I just attended a one day seminar in Chicago covering the topic of prediction markets. So what are they? PM's are securities based on the possible outcomes of an event or question. The wisdom of crowds, or crowdsourcing is used to try and discover the probability that the event in question will occur. This has been used in sports betting for as long as anyone can remember, but is now being used to predict all sorts of things. The popularity of this phenomena has risen exponentially since the publication of James Surowiecki's book, The Wisdom of Crowds. Another good, although unstructured, source of information is Chris Masse's site.
I've logged a few of the notes here that came out of the meeting:
- Market participants can bet on future outcome of question or event, question is packaged as a stock in a market, betting is buying and selling the stock.
- Learns by weight updating like a neural net: those who are right get rewarded (wealth), and those who are wrong get punished, so on the next round, those with good info have a higher weight (more wealth to put in “stock”)
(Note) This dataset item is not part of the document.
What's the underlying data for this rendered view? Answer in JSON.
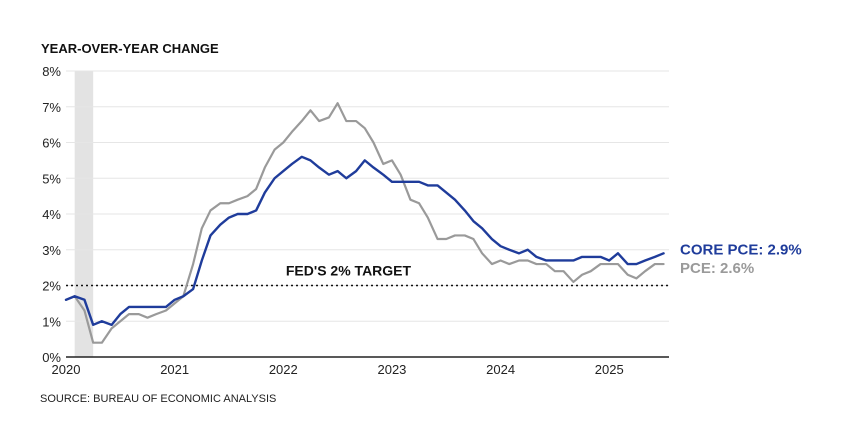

- Reasonably good predictors when majority have better than even chance of getting it right. Even if this is not the case, those with low chance get weeded out and weighed down in early runs, and those with good chance get wealthy, until good players control the wealth-weighted majority of the vote
- Important to provide enough incentive for participants to try their best to predict outcome
- There has been limited success with some internal trials by companies (Corning, HP). Other examples are the Iowa Electronic Markets, InTrade (run by TradeSports), and the Hollywood Stock Exchange.
- The market requires enough traders to provide liquidity in order to work. How many is enough. Someone's study showed that it didn't have to be a large number, just an active and informed group, perhaps as small as a dozen?
- Don't charge participants to play. If you do it will be subject to gambling laws.